One of the largely-unheralded casualties of the most recent property bubble in both the United Kingdom and the United States is a group whose relative lack of access to the corridors of power often sees it ignored by policymakers: young adults. With prices for housing – whether rented or purchased – long in parodic territory in metropolises such as London and New York, the lack of posited solutions for such an obvious problem is one of the genuine intellectual disappointments of the twenty-first century. Well-intended proposals such as microflats – tiny apartments that seem designed for large rodents rather than anything approaching a humanoid – have only served to highlight the lack of imagination evident in addressing this crisis; many young professionals have turned to internal or external migration as the only viable exit.

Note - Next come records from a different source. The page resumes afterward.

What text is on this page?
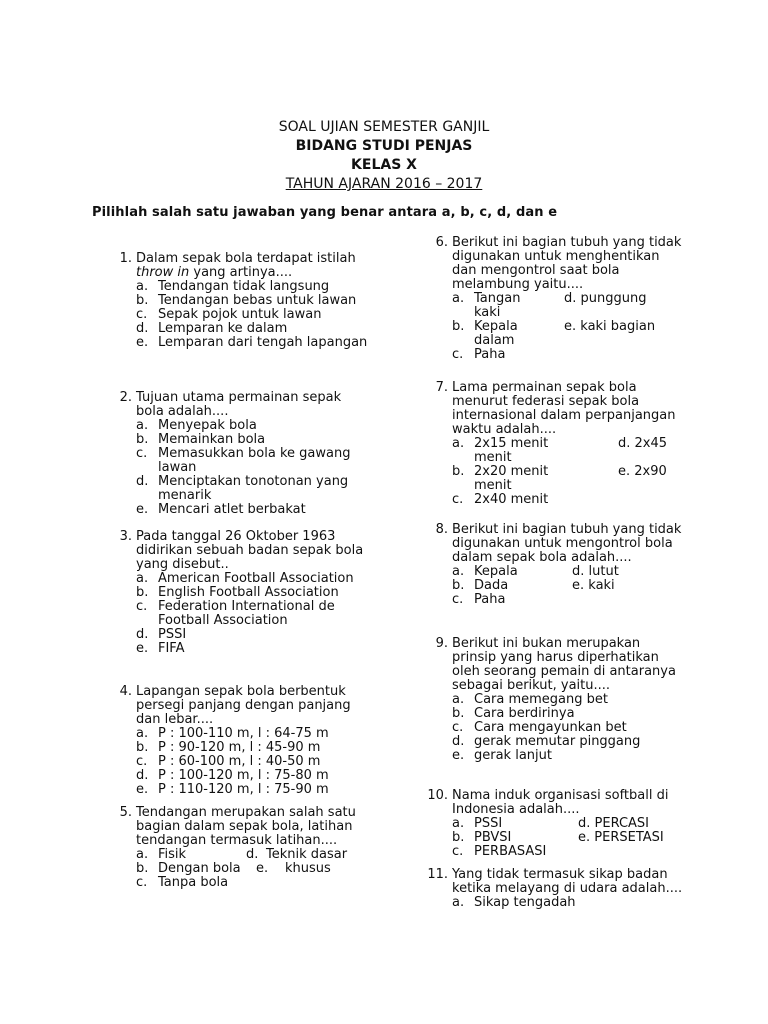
SOAL UJIAN SEMESTER GANJIL
BIDANG STUDI PENJAS
KELAS X
TAHUN AJARAN 2016 – 2017
Pilihlah salah satu jawaban yang benar antara a, b, c, d, dan e
1. Dalam sepak bola terdapat istilah throw in yang artinya....
a. Tendangan tidak langsung
b. Tendangan bebas untuk lawan
c. Sepak pojok untuk lawan
d. Lemparan ke dalam
e. Lemparan dari tengah lapangan
2. Tujuan utama permainan sepak bola adalah....
a. Menyepak bola
b. Memainkan bola
c. Memasukkan bola ke gawang lawan
d. Menciptakan tonotonan yang menarik
e. Mencari atlet berbakat
3. Pada tanggal 26 Oktober 1963 didirikan sebuah badan sepak bola yang disebut..
a. American Football Association
b. English Football Association
c. Federation International de Football Association
d. PSSI
e. FIFA
4. Lapangan sepak bola berbentuk persegi panjang dengan panjang dan lebar....
a. P : 100-110 m, l : 64-75 m
b. P : 90-120 m, l : 45-90 m
c. P : 60-100 m, l : 40-50 m
d. P : 100-120 m, l : 75-80 m
e. P : 110-120 m, l : 75-90 m
5. Tendangan merupakan salah satu bagian dalam sepak bola, latihan tendangan termasuk latihan....
a. Fisik	d. Teknik dasar
b. Dengan bola e. khusus
c. Tanpa bola
6. Berikut ini bagian tubuh yang tidak digunakan untuk menghentikan dan mengontrol saat bola melambung yaitu....
a. Tangan	d. punggung
kaki
b. Kepala	e. kaki bagian
dalam
c. Paha
7. Lama permainan sepak bola menurut federasi sepak bola internasional dalam perpanjangan waktu adalah....
a. 2x15 menit	d. 2x45
menit
b. 2x20 menit	e. 2x90
menit
c. 2x40 menit
8. Berikut ini bagian tubuh yang tidak digunakan untuk mengontrol bola dalam sepak bola adalah....
a. Kepala	d. lutut
b. Dada	e. kaki
c. Paha
9. Berikut ini bukan merupakan prinsip yang harus diperhatikan oleh seorang pemain di antaranya sebagai berikut, yaitu....
a. Cara memegang bet
b. Cara berdirinya
c. Cara mengayunkan bet
d. gerak memutar pinggang
e. gerak lanjut
10. Nama induk organisasi softball di Indonesia adalah....
a. PSSI	d. PERCASI
b. PBVSI	e. PERSETASI
c. PERBASASI
11. Yang tidak termasuk sikap badan ketika melayang di udara adalah....
a. Sikap tengadah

It was with this in mind that our CSO was struck by a novel form of housing being formulated at the Media Lab at the Massachusetts Institute of Technology (‘MIT Media Lab’). The CityHome is an 840ft² property the main room of which – via the use of robotic walls, appliances and furniture – can transform into any number of large rooms at the flick of a switch. One minute it can be a large dining room with space for up to fourteen people; the next, a home gym; the next, a large kitchen. While the project is still very much under development and its limitations for anything other than one-person occupancy are clear, the massive corporate underwriting of the MIT Media Lab means that should the construction industry find this idea a winner, CityHomes could soon be making their way into a newly-constructed apartment block near you.
As brilliant an idea as it is, however, the CityHome does not address the ultimate question of its own perceived necessity. Would there be any need for such electronic ingenuity in the event of a simple rise in interest rates which would end subsidised money and rebalance the housing market? As red ink soaks the balance sheets of financial institutions in both the great financial centres of the last century, it seems almost churlish to ask.